UCX design goals are focused on performance and scalability, while efficiently supporting popular and emerging programming models.

UCX's API and design do not impose architectural constraints on the network hardware nor require any specific capabilities to the support the programming model functionality. This is achieved by keeping the API flexible and ability to support the missing functionality efficiently in the software.

Extreme scalability is an important design goal for UCX. To achieve this, UCX follows these design principles:

  • Minimal memory consumption : Design avoids data-structures that scale with the number of processing elements (i.e., order N data structures), and share resources among multiple programming models.
  • Low-latency Interfaces: Design provides at least two sets of APIs with one set focused on the performance, and the other focused on functionality.
  • High bandwidth - With minimal software overhead combined and support for multi-rail and multi-device capabilities, the design provides all the hooks that are necessary for exploiting hardware bandwidth capabilities.
  • Asynchronous Progress: API provides non-blocking communication interfaces and design supports asynchronous progress required for communication and computation overlap
  • Resilience - the API exposes communication control hooks required for fault tolerant communication library implementation.

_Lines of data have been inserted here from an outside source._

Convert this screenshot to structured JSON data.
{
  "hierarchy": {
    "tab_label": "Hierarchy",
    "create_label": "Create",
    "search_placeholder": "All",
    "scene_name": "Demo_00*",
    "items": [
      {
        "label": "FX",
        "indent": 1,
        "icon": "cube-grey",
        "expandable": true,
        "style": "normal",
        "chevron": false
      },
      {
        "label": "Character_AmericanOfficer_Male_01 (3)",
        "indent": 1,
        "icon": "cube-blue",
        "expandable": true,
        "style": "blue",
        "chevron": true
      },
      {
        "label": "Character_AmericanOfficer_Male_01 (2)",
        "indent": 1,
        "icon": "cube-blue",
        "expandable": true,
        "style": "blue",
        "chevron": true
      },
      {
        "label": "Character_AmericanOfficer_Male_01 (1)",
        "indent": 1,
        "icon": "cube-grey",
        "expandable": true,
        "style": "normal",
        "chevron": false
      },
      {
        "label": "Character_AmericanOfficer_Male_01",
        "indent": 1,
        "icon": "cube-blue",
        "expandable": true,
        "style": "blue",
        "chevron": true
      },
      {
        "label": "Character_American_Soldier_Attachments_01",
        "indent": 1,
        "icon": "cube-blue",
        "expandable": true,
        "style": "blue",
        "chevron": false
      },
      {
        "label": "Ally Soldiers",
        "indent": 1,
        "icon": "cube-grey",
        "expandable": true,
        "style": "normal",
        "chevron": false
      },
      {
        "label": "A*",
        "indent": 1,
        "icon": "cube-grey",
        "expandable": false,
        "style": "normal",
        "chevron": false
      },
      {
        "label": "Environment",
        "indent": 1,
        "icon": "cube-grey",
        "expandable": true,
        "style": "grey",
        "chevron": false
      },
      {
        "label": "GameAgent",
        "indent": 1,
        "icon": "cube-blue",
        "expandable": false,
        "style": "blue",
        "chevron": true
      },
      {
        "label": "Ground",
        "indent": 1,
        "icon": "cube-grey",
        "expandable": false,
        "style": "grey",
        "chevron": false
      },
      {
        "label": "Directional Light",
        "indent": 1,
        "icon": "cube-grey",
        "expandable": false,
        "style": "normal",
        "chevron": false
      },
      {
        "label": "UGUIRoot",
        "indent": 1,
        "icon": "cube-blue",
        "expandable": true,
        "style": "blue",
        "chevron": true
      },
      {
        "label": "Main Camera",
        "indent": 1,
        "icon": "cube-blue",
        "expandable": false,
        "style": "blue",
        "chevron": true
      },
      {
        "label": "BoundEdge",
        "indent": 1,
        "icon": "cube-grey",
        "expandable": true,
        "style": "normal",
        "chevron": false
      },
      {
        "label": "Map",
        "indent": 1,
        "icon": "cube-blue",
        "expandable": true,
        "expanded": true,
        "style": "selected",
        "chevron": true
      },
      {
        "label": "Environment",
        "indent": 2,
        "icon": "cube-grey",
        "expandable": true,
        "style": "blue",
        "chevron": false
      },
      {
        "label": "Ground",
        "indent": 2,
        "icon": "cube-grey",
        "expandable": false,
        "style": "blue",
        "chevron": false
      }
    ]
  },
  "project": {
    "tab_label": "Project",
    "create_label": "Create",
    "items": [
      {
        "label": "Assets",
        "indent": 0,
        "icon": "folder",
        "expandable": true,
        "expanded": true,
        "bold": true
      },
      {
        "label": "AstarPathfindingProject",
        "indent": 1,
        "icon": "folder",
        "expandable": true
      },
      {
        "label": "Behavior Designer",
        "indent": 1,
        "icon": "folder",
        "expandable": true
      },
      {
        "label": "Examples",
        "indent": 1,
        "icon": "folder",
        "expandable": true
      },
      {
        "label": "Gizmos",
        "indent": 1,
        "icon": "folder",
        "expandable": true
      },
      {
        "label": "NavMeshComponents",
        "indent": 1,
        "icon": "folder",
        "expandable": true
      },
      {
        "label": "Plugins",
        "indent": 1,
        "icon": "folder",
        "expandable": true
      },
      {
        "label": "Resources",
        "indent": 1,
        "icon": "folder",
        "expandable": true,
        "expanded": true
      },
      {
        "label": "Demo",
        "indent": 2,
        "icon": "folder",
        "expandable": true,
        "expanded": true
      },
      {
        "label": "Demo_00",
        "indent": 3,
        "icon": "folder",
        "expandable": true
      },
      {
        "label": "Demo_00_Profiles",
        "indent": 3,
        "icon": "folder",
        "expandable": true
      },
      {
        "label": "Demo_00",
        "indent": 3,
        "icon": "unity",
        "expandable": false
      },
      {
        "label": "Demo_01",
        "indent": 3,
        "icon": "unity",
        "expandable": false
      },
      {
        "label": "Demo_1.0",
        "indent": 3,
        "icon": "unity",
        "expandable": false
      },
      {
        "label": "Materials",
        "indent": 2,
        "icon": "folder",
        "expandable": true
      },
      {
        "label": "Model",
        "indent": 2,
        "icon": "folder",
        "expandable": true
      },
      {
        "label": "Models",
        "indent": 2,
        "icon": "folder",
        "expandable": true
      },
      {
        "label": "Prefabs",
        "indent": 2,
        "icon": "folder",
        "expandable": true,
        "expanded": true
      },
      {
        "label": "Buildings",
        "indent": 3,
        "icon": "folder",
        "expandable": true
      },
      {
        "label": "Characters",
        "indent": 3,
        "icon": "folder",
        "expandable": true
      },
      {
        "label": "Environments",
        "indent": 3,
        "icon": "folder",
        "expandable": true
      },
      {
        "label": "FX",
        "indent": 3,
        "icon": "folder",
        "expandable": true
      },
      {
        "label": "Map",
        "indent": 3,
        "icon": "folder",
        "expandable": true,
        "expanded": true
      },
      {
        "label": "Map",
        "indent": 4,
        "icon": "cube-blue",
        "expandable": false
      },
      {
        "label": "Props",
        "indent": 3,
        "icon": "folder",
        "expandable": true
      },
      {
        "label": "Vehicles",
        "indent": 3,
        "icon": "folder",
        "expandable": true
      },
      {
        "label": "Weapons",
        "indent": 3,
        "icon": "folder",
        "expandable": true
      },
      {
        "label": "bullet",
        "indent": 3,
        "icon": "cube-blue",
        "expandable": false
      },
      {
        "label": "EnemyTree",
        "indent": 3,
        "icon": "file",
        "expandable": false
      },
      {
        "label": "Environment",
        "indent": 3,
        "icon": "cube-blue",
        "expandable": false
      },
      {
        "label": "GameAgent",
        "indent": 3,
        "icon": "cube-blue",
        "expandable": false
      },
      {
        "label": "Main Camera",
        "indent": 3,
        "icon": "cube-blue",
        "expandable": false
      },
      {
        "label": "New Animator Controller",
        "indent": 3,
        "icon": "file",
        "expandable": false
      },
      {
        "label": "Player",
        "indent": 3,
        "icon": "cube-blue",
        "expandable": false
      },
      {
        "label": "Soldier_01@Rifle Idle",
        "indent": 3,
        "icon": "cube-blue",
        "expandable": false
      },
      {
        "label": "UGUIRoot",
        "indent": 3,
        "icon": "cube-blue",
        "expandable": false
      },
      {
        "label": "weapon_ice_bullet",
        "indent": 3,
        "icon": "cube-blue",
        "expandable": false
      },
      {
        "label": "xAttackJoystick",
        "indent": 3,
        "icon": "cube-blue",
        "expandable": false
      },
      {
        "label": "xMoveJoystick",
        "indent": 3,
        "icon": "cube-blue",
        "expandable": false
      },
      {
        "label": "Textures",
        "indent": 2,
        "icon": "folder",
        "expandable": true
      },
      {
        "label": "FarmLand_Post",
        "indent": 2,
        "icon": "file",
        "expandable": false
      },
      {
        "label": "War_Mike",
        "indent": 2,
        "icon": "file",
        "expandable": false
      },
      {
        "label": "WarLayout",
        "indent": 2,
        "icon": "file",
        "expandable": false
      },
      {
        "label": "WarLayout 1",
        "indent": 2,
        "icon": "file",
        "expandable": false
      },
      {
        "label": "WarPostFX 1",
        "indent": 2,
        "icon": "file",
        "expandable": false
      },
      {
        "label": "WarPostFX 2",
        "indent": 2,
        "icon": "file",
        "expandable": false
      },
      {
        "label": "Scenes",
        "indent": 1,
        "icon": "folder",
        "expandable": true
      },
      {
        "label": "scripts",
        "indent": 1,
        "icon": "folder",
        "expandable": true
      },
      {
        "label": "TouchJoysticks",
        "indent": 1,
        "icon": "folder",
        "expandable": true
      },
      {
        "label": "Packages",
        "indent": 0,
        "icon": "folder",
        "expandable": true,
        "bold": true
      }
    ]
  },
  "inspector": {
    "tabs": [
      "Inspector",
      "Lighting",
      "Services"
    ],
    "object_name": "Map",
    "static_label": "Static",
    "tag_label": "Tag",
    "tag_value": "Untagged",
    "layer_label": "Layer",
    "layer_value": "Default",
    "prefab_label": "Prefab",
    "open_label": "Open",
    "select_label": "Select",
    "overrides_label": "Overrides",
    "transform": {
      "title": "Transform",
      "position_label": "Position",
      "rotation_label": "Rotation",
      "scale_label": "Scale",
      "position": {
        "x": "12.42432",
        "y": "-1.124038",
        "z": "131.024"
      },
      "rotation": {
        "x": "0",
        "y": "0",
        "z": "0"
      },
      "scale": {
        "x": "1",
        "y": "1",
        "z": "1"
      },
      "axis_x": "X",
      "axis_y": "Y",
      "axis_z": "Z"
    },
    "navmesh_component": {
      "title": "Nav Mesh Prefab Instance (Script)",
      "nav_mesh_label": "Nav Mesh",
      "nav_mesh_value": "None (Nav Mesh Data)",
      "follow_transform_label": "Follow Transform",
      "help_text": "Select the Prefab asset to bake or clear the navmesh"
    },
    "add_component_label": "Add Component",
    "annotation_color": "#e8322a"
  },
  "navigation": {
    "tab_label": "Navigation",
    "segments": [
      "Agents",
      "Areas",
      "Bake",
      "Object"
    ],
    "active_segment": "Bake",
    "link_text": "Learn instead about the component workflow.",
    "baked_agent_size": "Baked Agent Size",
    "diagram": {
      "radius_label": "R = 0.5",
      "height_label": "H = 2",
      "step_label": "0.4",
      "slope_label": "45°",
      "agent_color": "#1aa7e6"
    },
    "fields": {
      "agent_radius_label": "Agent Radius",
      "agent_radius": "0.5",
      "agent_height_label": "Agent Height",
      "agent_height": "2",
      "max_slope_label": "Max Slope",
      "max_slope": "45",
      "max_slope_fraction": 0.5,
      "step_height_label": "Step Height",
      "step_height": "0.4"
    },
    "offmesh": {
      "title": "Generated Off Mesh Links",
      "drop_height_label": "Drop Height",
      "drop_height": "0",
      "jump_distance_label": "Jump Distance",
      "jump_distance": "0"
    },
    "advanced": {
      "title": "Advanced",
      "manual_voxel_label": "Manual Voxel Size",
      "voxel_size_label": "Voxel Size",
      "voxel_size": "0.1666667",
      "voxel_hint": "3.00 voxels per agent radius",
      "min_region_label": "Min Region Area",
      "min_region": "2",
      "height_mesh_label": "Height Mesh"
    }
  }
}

UCX design provides native support for hybrid programming models. The design enables resource sharing, optimal memory usage, and progress engine coordination to efficiently implement hybrid programming models. For example, hybrid applications that use both OpenSHMEM and MPI programming models will be able to select between a single-shared UCX network context or a stand alone UCX network context for each one of them. Such flexibility, optimized resource sharing, and reduced memory consumption, improve network and application performance.